An anthrax scare in July this year was the latest in a string of security lapses at the US Centers for Disease Control and Prevention (CDC), the federal agency charged with prevent- ing the spread of infectious diseases. Roughly 84 workers at CDC’s Atlanta headquarters may have been exposed to the deadly bacterium, Bacillus anthracis, after a breach at the agency’s Bioterrorism Rapid Response and Advanced Technology Laboratory, the agency said. The number of workers being monitored for anthrax was revised from 75 when the lab breach was announced.
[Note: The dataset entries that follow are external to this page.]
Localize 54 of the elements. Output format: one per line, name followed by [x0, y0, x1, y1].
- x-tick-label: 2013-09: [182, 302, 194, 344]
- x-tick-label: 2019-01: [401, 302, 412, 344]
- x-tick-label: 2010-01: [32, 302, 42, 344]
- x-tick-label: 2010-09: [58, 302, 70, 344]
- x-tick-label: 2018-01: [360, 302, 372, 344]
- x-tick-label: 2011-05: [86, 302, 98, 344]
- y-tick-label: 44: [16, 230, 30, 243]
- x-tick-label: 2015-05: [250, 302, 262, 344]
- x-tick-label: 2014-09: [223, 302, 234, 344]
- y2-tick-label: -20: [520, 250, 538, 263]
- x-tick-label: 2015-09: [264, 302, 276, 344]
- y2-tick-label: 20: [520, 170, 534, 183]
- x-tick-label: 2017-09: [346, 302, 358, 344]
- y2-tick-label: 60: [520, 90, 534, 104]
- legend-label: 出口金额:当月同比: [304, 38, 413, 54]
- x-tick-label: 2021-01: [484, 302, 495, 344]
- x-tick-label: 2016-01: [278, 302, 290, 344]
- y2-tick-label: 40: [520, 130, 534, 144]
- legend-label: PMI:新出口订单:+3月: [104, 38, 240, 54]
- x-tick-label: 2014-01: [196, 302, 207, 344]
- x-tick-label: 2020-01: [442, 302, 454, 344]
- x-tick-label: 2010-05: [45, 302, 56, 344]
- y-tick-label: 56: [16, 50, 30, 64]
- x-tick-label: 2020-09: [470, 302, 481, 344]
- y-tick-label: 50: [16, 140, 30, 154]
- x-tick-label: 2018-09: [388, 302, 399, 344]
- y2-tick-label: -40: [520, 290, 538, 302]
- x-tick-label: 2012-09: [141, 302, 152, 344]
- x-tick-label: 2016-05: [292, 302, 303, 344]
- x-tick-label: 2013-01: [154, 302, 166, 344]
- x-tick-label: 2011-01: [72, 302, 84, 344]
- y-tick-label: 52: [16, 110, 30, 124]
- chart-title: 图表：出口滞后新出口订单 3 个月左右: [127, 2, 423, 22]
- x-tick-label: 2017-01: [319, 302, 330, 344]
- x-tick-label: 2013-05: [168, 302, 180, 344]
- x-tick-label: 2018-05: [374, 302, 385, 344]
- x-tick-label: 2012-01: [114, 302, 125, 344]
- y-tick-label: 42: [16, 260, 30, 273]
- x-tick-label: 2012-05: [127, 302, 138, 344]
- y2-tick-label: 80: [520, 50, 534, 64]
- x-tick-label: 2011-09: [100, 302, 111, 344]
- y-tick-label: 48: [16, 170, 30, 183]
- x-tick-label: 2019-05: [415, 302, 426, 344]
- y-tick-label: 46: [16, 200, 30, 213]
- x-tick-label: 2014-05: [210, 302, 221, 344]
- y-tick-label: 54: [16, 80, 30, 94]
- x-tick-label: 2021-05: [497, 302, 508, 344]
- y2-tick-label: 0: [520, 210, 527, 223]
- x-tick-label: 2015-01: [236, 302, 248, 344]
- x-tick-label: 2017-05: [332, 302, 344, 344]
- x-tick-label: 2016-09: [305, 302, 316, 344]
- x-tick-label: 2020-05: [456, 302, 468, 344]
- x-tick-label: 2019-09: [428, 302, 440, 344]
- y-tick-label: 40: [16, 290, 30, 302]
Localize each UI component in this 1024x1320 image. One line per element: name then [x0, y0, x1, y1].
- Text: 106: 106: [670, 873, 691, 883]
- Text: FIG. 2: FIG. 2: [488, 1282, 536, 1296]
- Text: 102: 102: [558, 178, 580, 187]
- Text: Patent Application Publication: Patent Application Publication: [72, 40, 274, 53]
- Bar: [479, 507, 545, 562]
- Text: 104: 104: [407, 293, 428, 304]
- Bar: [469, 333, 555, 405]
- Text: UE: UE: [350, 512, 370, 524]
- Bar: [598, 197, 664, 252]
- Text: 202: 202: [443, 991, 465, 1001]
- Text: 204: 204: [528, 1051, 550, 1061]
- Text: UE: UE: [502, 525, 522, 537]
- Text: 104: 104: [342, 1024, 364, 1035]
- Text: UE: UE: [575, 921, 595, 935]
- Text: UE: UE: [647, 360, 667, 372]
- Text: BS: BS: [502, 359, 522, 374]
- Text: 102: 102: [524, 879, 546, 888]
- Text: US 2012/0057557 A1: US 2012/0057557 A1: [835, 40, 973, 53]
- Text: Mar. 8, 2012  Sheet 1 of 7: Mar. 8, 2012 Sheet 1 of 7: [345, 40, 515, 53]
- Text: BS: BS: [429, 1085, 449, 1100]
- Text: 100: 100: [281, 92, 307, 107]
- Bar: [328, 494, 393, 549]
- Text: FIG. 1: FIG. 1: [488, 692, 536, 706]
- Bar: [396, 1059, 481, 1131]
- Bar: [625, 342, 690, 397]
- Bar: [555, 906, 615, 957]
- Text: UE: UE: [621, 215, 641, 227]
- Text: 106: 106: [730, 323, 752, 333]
At least three different incidents between 2007 and 2012 also called into question the CDC’s laboratory security system, which is designed to keep dangerous pathogens like smallpox, monkey pox and SARS from escaping into the general population. No illnesses were reported in connection with the incidents, all three of which involved malfunctioning airflow and ventilation systems.
The possession, use and transfer of dangerous biological select agents and toxins, including Bacillus anthracis, are overseen by the Federal Select Agent Program, which is operated by CDC in conjunction with agents from the US Department of Agriculture.
The 84 workers involved in the anthrax scare have been offered antibiotics and vaccination, CDC officials said, adding that at least 54 of the workers have been examined and 27 have been vaccinated. So far, none have shown signs of illness, but symptoms can take two months to appear, according to the agency. Left untreated, the inhaled form of anthrax can be deadly in 85 per cent of cases, according to the CDC. Even with treatment, the fatality rate is as high as 45 per cent. Anthrax is not contagious and the general public is not at risk, CDC officials said.